ANCHORAGE - Former presidential candidate Herman Cain had his 9-9-9 plan. For the Anchorage school district, it's 90-90-90.

New Superintendent Jim Browder, Wednesday, announced an ambitious plan.

The school district is calling it “Destination 2020.”

Within eight years, Browder wants to see big improvements in test scores, school attendance and high school graduation.

By then, Browder wants student proficiency at 90 percent.

That would boost reading scores from last year by about nine percentage points, writing scores by about 13 percentage points, math scores by almost 19 percentage points and science scores by a whopping 30 percentage points.

Browder also wants to see 90 percent of students attending school at least 90 percent of the time, compared to just 74 percent showing up that often now.

And he wants to see a 90 percent graduation rate, up from 73 percent.

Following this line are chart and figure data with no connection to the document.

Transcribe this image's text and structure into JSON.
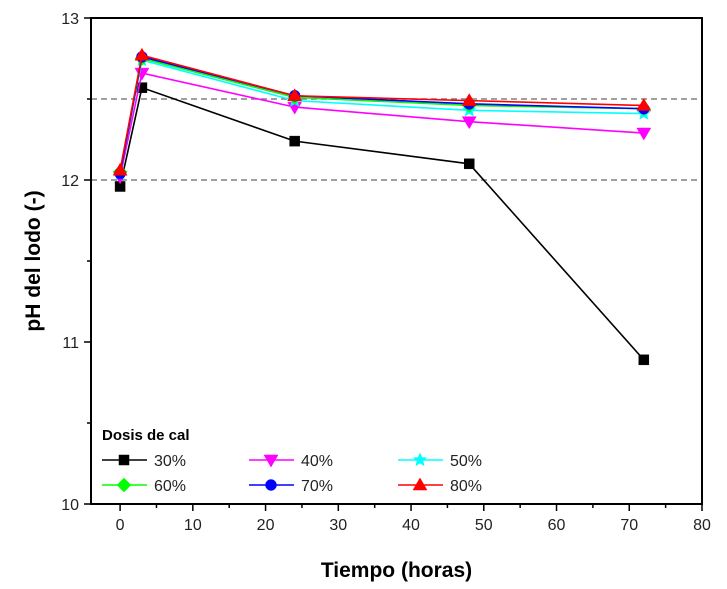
{
  "chart_data": {
    "type": "line",
    "title": "",
    "xlabel": "Tiempo (horas)",
    "ylabel": "pH del lodo (-)",
    "xlim": [
      -4,
      80
    ],
    "ylim": [
      10,
      13
    ],
    "xticks": [
      0,
      10,
      20,
      30,
      40,
      50,
      60,
      70,
      80
    ],
    "xtick_labels": [
      "0",
      "10",
      "20",
      "30",
      "40",
      "50",
      "60",
      "70",
      "80"
    ],
    "yticks": [
      10,
      11,
      12,
      13
    ],
    "ytick_labels": [
      "10",
      "11",
      "12",
      "13"
    ],
    "yminor_ticks": [
      10.5,
      11.5,
      12.5
    ],
    "xminor_ticks": [
      5,
      15,
      25,
      35,
      45,
      55,
      65,
      75
    ],
    "reference_lines": [
      {
        "axis": "y",
        "value": 12.0,
        "style": "dashed",
        "color": "#808080"
      },
      {
        "axis": "y",
        "value": 12.5,
        "style": "dashed",
        "color": "#808080"
      }
    ],
    "grid": false,
    "legend": {
      "title": "Dosis de cal",
      "placement": "bottom-left",
      "columns": 3
    },
    "x": [
      0,
      3,
      24,
      48,
      72
    ],
    "series": [
      {
        "name": "30%",
        "color": "#000000",
        "marker": "square",
        "values": [
          11.96,
          12.57,
          12.24,
          12.1,
          10.89
        ]
      },
      {
        "name": "40%",
        "color": "#ff00ff",
        "marker": "triangle-down",
        "values": [
          12.02,
          12.66,
          12.45,
          12.36,
          12.29
        ]
      },
      {
        "name": "50%",
        "color": "#00ffff",
        "marker": "star",
        "values": [
          12.04,
          12.74,
          12.49,
          12.43,
          12.41
        ]
      },
      {
        "name": "60%",
        "color": "#00ff00",
        "marker": "diamond",
        "values": [
          12.05,
          12.75,
          12.51,
          12.46,
          12.44
        ]
      },
      {
        "name": "70%",
        "color": "#0000ff",
        "marker": "circle",
        "values": [
          12.04,
          12.76,
          12.52,
          12.47,
          12.44
        ]
      },
      {
        "name": "80%",
        "color": "#ff0000",
        "marker": "triangle-up",
        "values": [
          12.06,
          12.77,
          12.52,
          12.49,
          12.46
        ]
      }
    ]
  }
}
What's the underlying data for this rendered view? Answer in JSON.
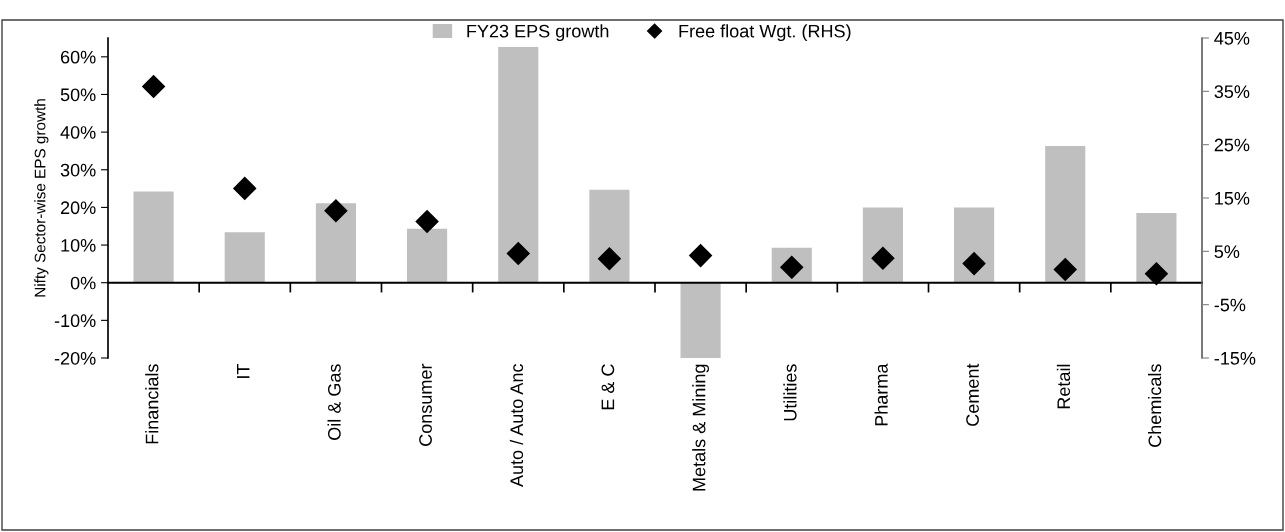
{
  "chart_data": {
    "type": "bar",
    "categories": [
      "Financials",
      "IT",
      "Oil & Gas",
      "Consumer",
      "Auto / Auto Anc",
      "E & C",
      "Metals & Mining",
      "Utilities",
      "Pharma",
      "Cement",
      "Retail",
      "Chemicals"
    ],
    "ylabel": "Nifty Sector-wise EPS growth",
    "series": [
      {
        "name": "FY23 EPS growth",
        "type": "bar",
        "color": "#bfbfbf",
        "values": [
          24.2,
          13.4,
          21.1,
          14.3,
          62.6,
          24.7,
          -20,
          9.3,
          20,
          20,
          36.3,
          18.5
        ]
      },
      {
        "name": "Free float Wgt. (RHS)",
        "type": "scatter",
        "axis": "y2",
        "marker": "diamond",
        "color": "#000000",
        "values": [
          35.9,
          16.8,
          12.6,
          10.6,
          4.6,
          3.6,
          4.2,
          2.0,
          3.7,
          2.7,
          1.6,
          0.8
        ]
      }
    ],
    "ylim": [
      -20,
      65
    ],
    "yticks": [
      {
        "value": -20,
        "label": "-20%"
      },
      {
        "value": -10,
        "label": "-10%"
      },
      {
        "value": 0,
        "label": "0%"
      },
      {
        "value": 10,
        "label": "10%"
      },
      {
        "value": 20,
        "label": "20%"
      },
      {
        "value": 30,
        "label": "30%"
      },
      {
        "value": 40,
        "label": "40%"
      },
      {
        "value": 50,
        "label": "50%"
      },
      {
        "value": 60,
        "label": "60%"
      }
    ],
    "y2lim": [
      -15,
      45
    ],
    "y2ticks": [
      {
        "value": -15,
        "label": "-15%"
      },
      {
        "value": -5,
        "label": "-5%"
      },
      {
        "value": 5,
        "label": "5%"
      },
      {
        "value": 15,
        "label": "15%"
      },
      {
        "value": 25,
        "label": "25%"
      },
      {
        "value": 35,
        "label": "35%"
      },
      {
        "value": 45,
        "label": "45%"
      }
    ],
    "legend": "top"
  }
}
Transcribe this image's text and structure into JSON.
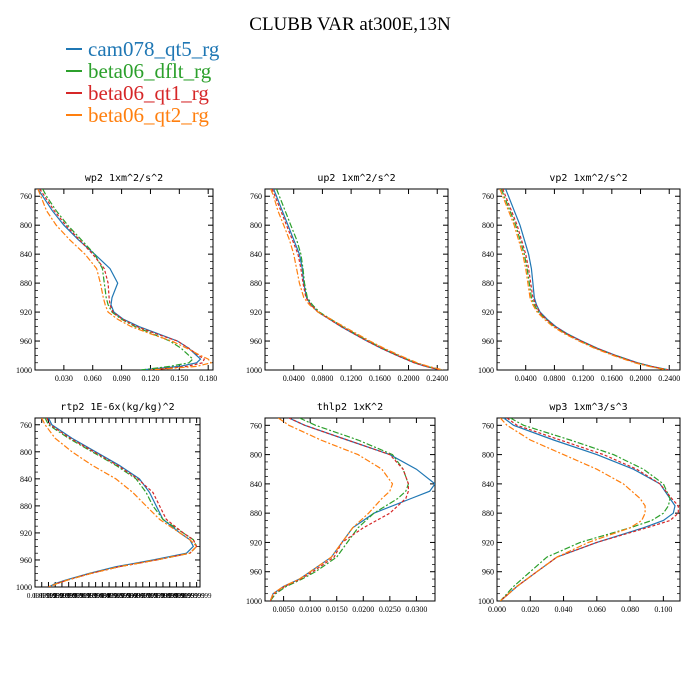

"There's no gimmicks. This is back to basics, quality science of instruction development. And the example is very simple: you figure out what every youngster needs to know when they exit a high school and you go backwards, and you build it."

Browder presented his goals to all of the district's principals and administrators Wednesday, and said he instilled in them a sense of urgency.

But he also said that he wants to light a fire under parents who aren't getting their children to school regularly enough.

"We’re working with the city prosecutor's office, we're going to work together to assure the parents understand the importance of that. We're going to develop a district-wide approach to it, where we'll be calling, writing letters notifying parents. We're going to develop a new attendance system. And I’m not really sure what that'll look like, but what it'll do is, we'll be consistent from school to school how we deal with our attendance."

Browder said it's a simple formula:

Better attendance means better performance which means higher graduation rates.